Prepare a buffer solution by mixing 2.0 mL of triethylamine R with 1000 mL water and adjusting the pH to 6.0 with phosphoric acid (~105 g/L) TS. As the mobile phase use a mixture of 72 volumes of the buffer solution and 28 volumes of acetonitrile R.

Operate with a flow rate of 1.0 mL per minute. As a detector use an ultraviolet spectrophotometer set at a wavelength of about 290 nm.

Prepare the following solutions in mobile phase. For solution (1) weigh and powder 20 tablets. Transfer a quantity of the powdered tablets containing 250.0 mg of protionamide into a 250 mL volumetric flask, disperse in 100 mL, shake vigorously and dilute to volume. Filter the resulting solution and dilute 10.0 mL of this solution to 200.0 mL. For solution (2) dilute 25.0 mg of protionamide RS and 5.0 mg of ethionamide R in 50.0 mL. Dilute 10.0 mL of this solution to 100.0 mL.

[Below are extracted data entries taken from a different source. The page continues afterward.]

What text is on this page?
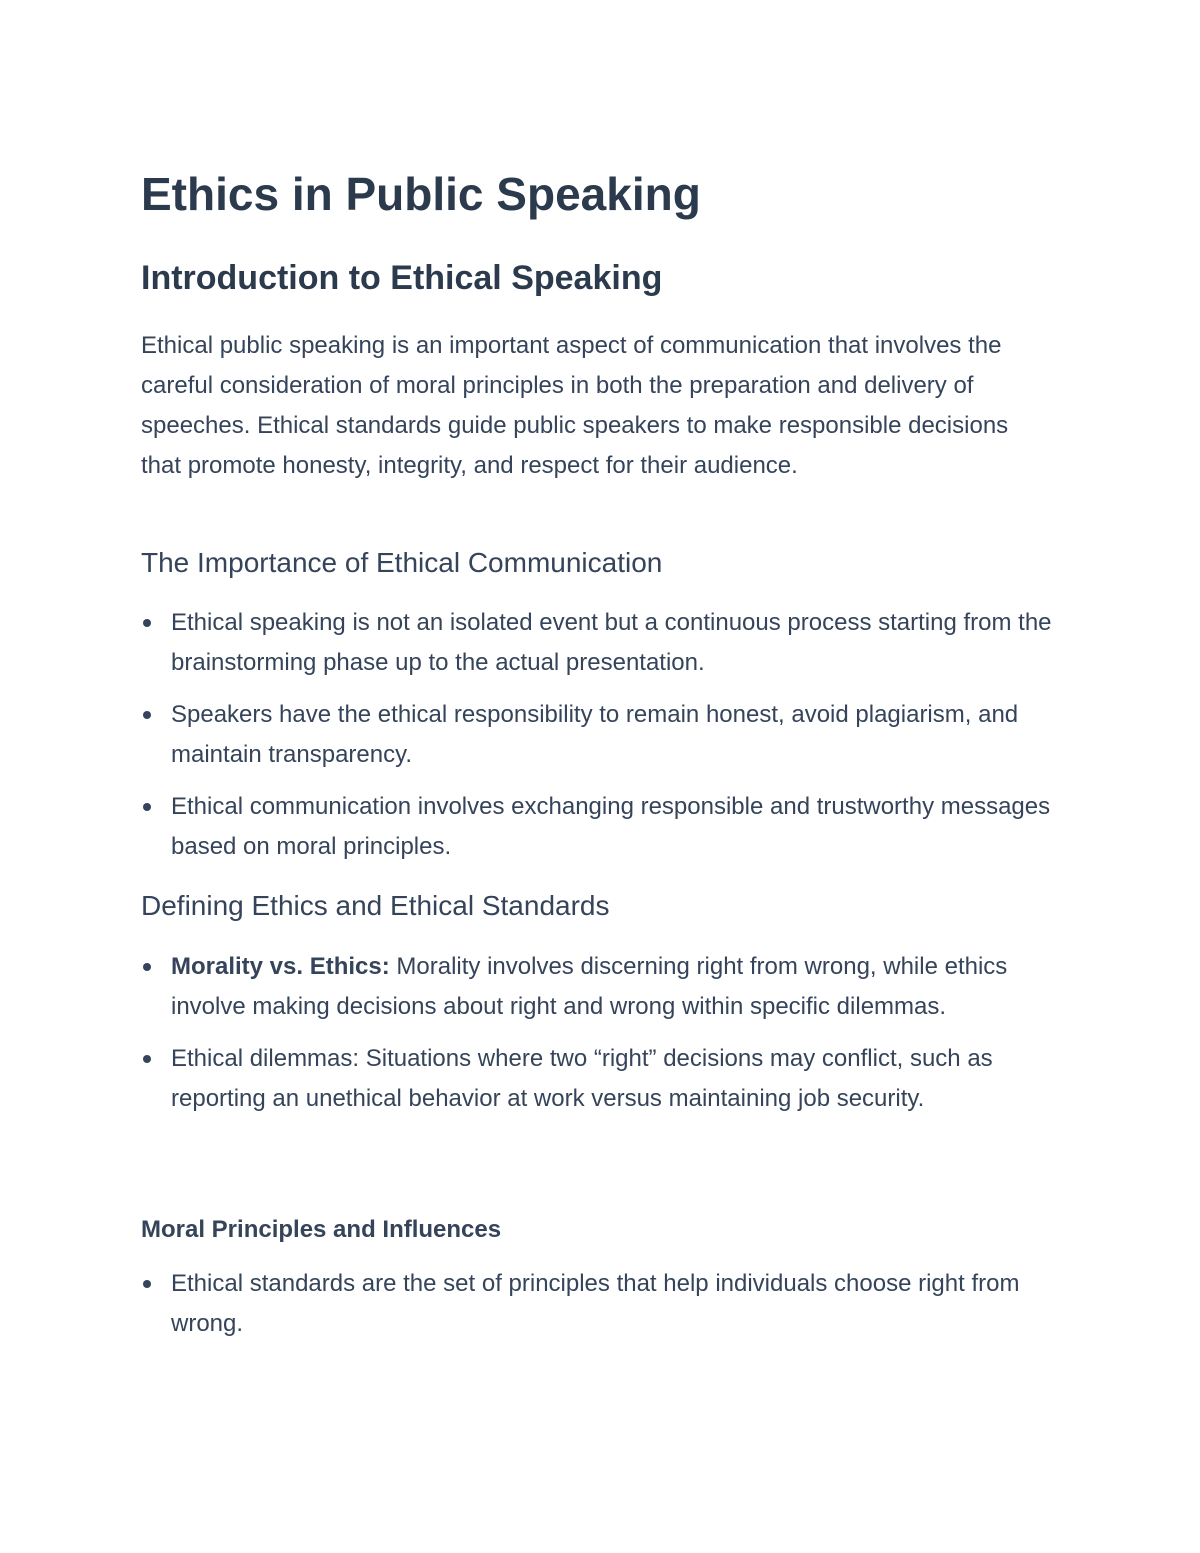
Ethics in Public Speaking
Introduction to Ethical Speaking

Ethical public speaking is an important aspect of communication that involves the careful consideration of moral principles in both the preparation and delivery of speeches. Ethical standards guide public speakers to make responsible decisions that promote honesty, integrity, and respect for their audience.

The Importance of Ethical Communication
Ethical speaking is not an isolated event but a continuous process starting from the brainstorming phase up to the actual presentation.
Speakers have the ethical responsibility to remain honest, avoid plagiarism, and maintain transparency.
Ethical communication involves exchanging responsible and trustworthy messages based on moral principles.
Defining Ethics and Ethical Standards
Morality vs. Ethics: Morality involves discerning right from wrong, while ethics involve making decisions about right and wrong within specific dilemmas.
Ethical dilemmas: Situations where two “right” decisions may conflict, such as reporting an unethical behavior at work versus maintaining job security.
Moral Principles and Influences
Ethical standards are the set of principles that help individuals choose right from wrong.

Inject 20 μL of solution (2). Ethionamide is eluted at a relative retention of about 0.6 with reference to protionamide (retention time about 10 minutes).The test is not valid unless the resolution between the peaks due to ethionamide and protionamide is at least 5.0.

Inject alternately 20 μL each of solution (1) and (2). Record the chromatograms.

Measure the areas of the peaks corresponding to protionamide obtained in the chromatograms of solutions (1) and (2) and calculate the percentage content of protionamide (C₉H₁₂N₂S) in the tablets, using the declared content of protionamide (C₉H₁₂N₂S) in protionamide RS.

Impurities

The impurities limited by the requirements of this monograph include the impurity listed in the monograph on Protionamide.